Non-pivotal columns of a row-reduced matrix in relation to linear independence

Question

My understanding is that when row-reducing a matrix, the non-pivotal columns correspond to "dependent" columns in the original matrix. In particular, if I construct a matrix $A$ with three linearly independent columns in $\mathbb{R}^3$, say $v_1, v_2, v_3$, then the third column of the row-reduced matrix may be $(2,3,0)$. I know that I can then read off $$ v_3 = 2v_1 + 3v_2. $$ This is something I've accepted, but I do not understand why this is the case. Why does a pivotal column correspond to an "independent" column and a non-pivotal column to a "dependent" column?

Answer 1

Recall that Gaussian elimination puts each pivot to the right of the preceding one, with all zeros underneath. Label the pivot columns of an echelon matrix $A$ as $A_{1}, \dots, A_{n}$ and consider a generic pivot column $A_{j}$ with pivot in row $k$, $A_{j_{k}}$.
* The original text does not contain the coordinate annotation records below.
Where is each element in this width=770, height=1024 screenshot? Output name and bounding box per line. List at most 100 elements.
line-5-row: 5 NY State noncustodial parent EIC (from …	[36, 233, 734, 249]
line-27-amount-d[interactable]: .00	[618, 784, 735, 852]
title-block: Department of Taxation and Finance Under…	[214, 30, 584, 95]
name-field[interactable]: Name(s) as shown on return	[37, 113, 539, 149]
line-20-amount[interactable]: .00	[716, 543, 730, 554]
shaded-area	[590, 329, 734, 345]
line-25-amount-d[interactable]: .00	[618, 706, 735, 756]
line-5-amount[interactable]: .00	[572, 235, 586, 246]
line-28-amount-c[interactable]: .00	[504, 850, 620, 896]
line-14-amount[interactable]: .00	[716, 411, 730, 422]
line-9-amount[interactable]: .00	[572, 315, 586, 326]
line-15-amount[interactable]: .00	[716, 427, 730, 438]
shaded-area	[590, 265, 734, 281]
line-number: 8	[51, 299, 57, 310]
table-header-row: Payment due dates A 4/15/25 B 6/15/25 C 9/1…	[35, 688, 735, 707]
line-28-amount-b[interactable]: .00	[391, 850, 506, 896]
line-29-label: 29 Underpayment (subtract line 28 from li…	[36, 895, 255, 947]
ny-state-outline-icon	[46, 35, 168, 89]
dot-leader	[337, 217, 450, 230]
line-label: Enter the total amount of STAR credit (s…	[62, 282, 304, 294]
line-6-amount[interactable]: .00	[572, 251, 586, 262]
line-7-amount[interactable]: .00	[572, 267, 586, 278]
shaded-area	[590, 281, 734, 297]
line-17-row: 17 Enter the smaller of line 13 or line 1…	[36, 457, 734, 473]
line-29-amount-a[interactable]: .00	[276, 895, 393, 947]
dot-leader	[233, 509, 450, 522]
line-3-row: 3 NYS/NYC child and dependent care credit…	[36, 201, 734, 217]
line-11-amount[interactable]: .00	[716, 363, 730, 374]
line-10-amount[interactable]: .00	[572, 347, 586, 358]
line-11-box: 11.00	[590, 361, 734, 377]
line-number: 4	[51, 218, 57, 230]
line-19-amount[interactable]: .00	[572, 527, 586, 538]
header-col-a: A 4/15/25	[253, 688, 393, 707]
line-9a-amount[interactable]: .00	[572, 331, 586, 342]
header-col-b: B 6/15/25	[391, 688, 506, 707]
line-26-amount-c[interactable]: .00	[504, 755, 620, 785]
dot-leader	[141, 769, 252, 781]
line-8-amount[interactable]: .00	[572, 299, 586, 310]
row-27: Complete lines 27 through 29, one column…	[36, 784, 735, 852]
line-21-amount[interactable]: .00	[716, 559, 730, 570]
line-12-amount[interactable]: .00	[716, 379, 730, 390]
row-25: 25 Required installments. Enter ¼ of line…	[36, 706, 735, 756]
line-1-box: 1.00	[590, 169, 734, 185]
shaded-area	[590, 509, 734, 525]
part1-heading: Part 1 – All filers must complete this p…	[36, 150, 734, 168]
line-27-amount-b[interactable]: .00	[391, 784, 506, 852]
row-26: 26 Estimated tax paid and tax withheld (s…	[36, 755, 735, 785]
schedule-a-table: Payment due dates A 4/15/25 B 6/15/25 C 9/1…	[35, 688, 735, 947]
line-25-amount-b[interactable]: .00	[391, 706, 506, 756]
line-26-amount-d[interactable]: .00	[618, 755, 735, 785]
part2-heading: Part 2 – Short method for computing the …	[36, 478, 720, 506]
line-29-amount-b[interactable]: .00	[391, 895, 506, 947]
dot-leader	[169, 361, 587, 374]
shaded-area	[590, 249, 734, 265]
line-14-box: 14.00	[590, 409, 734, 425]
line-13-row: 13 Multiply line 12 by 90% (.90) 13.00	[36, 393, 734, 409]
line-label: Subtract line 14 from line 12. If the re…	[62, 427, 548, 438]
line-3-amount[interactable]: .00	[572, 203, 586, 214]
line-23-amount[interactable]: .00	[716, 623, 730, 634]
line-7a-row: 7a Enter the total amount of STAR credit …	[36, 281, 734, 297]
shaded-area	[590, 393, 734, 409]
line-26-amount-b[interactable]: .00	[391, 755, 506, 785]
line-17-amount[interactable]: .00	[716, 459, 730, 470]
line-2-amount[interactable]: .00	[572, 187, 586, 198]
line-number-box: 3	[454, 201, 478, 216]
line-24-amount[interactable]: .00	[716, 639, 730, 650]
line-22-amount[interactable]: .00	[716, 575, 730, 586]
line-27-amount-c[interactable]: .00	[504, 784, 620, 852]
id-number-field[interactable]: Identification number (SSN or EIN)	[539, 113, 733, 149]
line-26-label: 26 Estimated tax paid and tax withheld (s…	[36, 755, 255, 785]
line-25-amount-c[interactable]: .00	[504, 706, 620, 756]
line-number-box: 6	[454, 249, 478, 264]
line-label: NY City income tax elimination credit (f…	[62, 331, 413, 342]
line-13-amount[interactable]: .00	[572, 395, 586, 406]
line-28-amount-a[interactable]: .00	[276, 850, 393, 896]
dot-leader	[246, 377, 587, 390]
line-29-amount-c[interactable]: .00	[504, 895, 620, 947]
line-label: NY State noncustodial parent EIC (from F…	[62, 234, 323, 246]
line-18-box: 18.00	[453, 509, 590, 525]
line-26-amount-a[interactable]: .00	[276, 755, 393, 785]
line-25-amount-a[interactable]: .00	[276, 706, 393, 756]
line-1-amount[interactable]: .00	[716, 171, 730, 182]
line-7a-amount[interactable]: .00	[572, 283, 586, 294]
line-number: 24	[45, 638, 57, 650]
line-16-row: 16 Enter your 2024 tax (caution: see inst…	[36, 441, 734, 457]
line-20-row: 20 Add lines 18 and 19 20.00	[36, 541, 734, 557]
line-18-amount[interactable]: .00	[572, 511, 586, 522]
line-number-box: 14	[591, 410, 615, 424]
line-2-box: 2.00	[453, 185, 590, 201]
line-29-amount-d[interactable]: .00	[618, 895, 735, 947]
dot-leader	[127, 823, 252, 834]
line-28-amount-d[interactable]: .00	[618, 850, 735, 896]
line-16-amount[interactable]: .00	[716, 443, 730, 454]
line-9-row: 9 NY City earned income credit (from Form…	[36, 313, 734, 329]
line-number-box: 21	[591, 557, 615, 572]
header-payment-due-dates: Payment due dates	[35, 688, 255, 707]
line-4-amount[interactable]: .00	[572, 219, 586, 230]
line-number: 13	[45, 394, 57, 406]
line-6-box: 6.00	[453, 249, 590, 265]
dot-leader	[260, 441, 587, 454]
Any linear combination of the pivot columns to the left of $A_{j}$ gives zero in the pivot row $k$ since zeros are underneath the pivots in each $A_i$ with $i<j$. On the other hand, if the last row in $A_j$ is to be zero, then $A_j$ can't be written as any non-zero multiple of the last pivot column. Similarly, if the second to last row in $A_j$ is to be zero, then it can't be written as any non-zero multiple of the last two pivot columns (since we already know the last column must be zero). Continuing in this fashion we see any non-trivial linear combination of the pivot columns $A_i$ with $i>j$ results in non-zero entries under $A_{j_k}$. This proves the pivot columns are independent.